The other point — a note of caution — is that even in the low-risk group, they reported a 12.7% risk for recurrence of either DCIS and/or invasive cancer. Some women as well as physicians would consider that an unacceptably high risk. I’m sure there would be some people who would say this test isn’t that useful, because we would still treat even the lowest-risk group identified in this study with radiotherapy. I’m guessing that they had hoped that they would find a lower low-risk group.
This study was done only in women who didn’t receive radiotherapy after excision, and the majority of women in the United States treated for DCIS do receive radiotherapy. Data like these explain why they do. Even if you identify a “low-risk” population, the recurrence risk is still relatively high — especially because many of these recurrences are invasive cancers and not preinvasive.

Leif W. Ellisen, MD, PhD

Massachusetts General Hospital

Disclosures: Ellisen reports no relevant financial disclosures.

Perspective

C. Kent Osborne, MD

Patients and physicians are often confused about DCIS because it has the word “cancer” in it. However, many people don’t consider it a cancer; it is a pre-cancerous lesion. There have been several discussions over the past decade about renaming it. Because it has the word cancer in it, we tend to treat it more aggressively when many of these patients probably don’t need any treatment at all. The problem is that we can’t identify those patients. This is one of the first steps to show that we can start backing off on treatment in some of those patients.

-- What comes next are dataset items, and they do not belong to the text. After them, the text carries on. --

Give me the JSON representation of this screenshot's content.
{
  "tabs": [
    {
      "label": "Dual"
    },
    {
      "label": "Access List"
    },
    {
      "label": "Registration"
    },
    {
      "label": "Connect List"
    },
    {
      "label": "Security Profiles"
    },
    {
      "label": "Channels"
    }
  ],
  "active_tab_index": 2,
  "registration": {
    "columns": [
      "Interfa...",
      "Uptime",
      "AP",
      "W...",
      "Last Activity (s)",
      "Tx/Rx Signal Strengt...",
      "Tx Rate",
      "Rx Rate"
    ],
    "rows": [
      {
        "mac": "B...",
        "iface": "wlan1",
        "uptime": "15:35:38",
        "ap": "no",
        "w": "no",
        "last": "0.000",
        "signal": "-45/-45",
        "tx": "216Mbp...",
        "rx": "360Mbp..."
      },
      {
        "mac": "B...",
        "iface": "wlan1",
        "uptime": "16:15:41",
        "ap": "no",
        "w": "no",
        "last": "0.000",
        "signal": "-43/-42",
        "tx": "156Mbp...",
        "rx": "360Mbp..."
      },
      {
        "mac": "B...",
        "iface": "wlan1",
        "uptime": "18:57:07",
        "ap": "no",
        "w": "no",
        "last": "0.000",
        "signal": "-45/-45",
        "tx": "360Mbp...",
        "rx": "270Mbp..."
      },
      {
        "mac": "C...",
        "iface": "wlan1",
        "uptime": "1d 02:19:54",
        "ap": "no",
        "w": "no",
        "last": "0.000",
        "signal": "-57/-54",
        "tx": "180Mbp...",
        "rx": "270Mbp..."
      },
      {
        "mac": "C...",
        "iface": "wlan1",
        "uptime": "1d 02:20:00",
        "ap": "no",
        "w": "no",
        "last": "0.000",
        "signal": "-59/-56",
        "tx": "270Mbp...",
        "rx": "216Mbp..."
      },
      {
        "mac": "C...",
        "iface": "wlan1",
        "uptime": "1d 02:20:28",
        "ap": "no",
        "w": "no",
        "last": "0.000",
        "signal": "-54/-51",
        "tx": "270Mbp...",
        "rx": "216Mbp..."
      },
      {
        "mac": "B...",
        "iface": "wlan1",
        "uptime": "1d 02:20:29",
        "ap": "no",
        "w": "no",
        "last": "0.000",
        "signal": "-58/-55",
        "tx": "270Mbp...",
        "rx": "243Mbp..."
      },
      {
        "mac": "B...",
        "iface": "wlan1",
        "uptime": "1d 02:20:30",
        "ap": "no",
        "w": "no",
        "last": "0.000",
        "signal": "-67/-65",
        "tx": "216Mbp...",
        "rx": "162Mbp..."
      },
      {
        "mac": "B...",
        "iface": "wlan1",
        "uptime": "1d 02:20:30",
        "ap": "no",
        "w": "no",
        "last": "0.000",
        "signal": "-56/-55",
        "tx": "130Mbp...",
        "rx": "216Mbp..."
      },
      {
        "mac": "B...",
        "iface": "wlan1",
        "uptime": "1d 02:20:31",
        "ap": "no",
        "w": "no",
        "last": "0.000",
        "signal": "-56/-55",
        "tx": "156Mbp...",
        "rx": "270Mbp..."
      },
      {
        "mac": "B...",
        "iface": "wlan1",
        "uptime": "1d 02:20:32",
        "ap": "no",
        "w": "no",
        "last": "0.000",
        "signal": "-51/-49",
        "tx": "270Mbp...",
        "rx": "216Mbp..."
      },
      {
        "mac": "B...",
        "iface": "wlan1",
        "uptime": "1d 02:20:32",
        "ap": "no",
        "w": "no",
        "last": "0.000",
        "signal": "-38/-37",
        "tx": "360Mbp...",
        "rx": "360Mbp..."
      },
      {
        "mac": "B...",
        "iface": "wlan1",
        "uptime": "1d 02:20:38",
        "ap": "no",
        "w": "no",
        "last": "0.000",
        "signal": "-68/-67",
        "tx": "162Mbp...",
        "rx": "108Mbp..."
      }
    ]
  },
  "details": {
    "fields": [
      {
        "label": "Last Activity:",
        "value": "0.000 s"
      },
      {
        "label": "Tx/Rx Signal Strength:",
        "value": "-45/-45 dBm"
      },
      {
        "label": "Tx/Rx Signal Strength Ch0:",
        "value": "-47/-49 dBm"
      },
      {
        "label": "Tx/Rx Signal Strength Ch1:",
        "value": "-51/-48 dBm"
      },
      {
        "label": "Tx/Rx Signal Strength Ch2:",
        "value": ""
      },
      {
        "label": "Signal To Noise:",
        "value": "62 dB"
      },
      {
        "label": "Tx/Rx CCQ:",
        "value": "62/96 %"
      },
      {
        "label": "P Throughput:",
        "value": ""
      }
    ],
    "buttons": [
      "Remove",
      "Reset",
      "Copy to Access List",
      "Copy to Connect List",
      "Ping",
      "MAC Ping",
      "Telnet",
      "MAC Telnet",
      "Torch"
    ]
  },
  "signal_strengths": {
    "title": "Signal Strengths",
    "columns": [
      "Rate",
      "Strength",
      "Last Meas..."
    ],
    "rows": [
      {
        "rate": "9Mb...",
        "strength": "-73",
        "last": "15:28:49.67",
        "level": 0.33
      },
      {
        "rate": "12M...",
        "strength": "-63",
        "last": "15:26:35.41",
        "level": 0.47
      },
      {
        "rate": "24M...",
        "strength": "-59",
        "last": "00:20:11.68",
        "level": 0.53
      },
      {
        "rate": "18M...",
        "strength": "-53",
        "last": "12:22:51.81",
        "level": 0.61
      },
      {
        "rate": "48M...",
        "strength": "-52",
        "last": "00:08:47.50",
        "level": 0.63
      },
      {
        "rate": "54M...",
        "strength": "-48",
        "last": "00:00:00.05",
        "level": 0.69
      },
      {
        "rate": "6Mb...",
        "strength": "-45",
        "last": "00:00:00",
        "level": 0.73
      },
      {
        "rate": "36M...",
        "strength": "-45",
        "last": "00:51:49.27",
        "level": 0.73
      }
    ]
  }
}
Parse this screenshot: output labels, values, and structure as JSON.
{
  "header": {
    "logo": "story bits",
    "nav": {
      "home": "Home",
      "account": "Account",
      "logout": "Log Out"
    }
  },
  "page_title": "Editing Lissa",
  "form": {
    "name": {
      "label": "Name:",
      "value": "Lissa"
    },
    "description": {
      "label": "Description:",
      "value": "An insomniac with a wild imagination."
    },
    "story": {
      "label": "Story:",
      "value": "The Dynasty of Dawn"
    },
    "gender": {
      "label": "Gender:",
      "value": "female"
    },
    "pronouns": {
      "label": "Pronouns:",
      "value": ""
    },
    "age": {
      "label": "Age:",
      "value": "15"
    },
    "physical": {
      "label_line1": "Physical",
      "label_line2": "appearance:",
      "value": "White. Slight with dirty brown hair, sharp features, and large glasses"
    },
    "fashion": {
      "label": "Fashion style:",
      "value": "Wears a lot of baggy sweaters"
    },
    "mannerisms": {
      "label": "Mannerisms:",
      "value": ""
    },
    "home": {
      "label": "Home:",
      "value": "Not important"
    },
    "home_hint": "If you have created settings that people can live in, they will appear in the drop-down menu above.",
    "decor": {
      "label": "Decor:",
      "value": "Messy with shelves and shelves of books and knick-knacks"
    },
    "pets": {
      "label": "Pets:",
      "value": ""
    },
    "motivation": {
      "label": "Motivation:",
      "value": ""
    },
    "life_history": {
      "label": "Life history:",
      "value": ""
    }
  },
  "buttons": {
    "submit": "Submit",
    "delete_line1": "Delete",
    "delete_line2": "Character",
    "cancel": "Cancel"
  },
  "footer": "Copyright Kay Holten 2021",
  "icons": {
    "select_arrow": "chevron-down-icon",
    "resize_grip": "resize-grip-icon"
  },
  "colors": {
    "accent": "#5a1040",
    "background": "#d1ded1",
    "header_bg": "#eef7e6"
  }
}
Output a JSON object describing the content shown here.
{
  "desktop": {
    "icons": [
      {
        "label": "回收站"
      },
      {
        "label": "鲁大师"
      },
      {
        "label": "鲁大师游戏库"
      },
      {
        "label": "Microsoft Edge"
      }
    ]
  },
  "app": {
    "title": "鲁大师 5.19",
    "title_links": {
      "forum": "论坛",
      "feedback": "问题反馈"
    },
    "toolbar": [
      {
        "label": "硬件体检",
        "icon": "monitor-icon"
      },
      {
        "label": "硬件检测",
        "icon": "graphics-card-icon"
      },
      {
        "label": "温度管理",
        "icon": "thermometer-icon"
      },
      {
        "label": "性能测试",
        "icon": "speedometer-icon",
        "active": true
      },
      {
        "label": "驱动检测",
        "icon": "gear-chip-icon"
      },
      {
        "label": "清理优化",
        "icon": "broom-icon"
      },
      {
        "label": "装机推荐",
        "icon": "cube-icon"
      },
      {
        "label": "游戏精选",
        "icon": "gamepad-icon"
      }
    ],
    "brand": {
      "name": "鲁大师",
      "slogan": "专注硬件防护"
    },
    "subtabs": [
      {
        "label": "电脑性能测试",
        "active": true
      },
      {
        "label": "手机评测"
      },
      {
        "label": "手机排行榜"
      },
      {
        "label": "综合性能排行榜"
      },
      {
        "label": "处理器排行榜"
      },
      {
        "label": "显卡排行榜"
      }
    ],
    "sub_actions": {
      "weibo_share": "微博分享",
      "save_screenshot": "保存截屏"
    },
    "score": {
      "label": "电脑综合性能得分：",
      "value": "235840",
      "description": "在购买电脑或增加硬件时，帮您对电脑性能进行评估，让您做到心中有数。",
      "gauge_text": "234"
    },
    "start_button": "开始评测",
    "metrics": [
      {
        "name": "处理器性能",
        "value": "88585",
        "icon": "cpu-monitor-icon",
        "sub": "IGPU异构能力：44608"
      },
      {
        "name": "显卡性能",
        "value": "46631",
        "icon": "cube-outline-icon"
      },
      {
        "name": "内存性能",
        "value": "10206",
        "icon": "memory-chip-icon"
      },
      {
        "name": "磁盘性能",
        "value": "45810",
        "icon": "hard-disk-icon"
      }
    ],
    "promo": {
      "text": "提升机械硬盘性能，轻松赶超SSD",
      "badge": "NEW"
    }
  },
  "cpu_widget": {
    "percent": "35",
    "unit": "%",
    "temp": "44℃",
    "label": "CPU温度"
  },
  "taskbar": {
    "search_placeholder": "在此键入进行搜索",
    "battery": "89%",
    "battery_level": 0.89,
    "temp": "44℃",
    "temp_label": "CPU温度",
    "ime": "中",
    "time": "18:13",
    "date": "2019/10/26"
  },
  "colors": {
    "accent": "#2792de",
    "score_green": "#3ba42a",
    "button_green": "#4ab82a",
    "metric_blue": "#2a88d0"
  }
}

Reimbursement agencies will probably [cover this test] because it saves them money. Radiation therapy is expensive, and if you can save patients from having an expensive therapy, and it’s just as good in terms of an ultimate outcome, it’s likely to be reimbursed.

C. Kent Osborne, MD

Dan L. Duncan Cancer Center

Baylor College of Medicine

Disclosures: Osborne reports no relevant financial disclosures.

Perspective

John Robertson, MD

This gives the patient and the doctor more information, but it doesn’t say that you can withdraw treatment. That still has to be proven. It identifies patients who would be at low risk, and then if you are to withdraw radiation therapy, it has to be proven that that actually works. It is helpful for the patient, but the value of the test still has to be proven in clinical practice.

John Robertson, MD

Graduate Entry Medical School

University of Nottingham, Royal Derby Hospital

Disclosures: Robertson reports consultant roles with and honoraria from Amgen, AstraZeneca, Bayer Healthcare, GlaxoSmithKline and Novartis.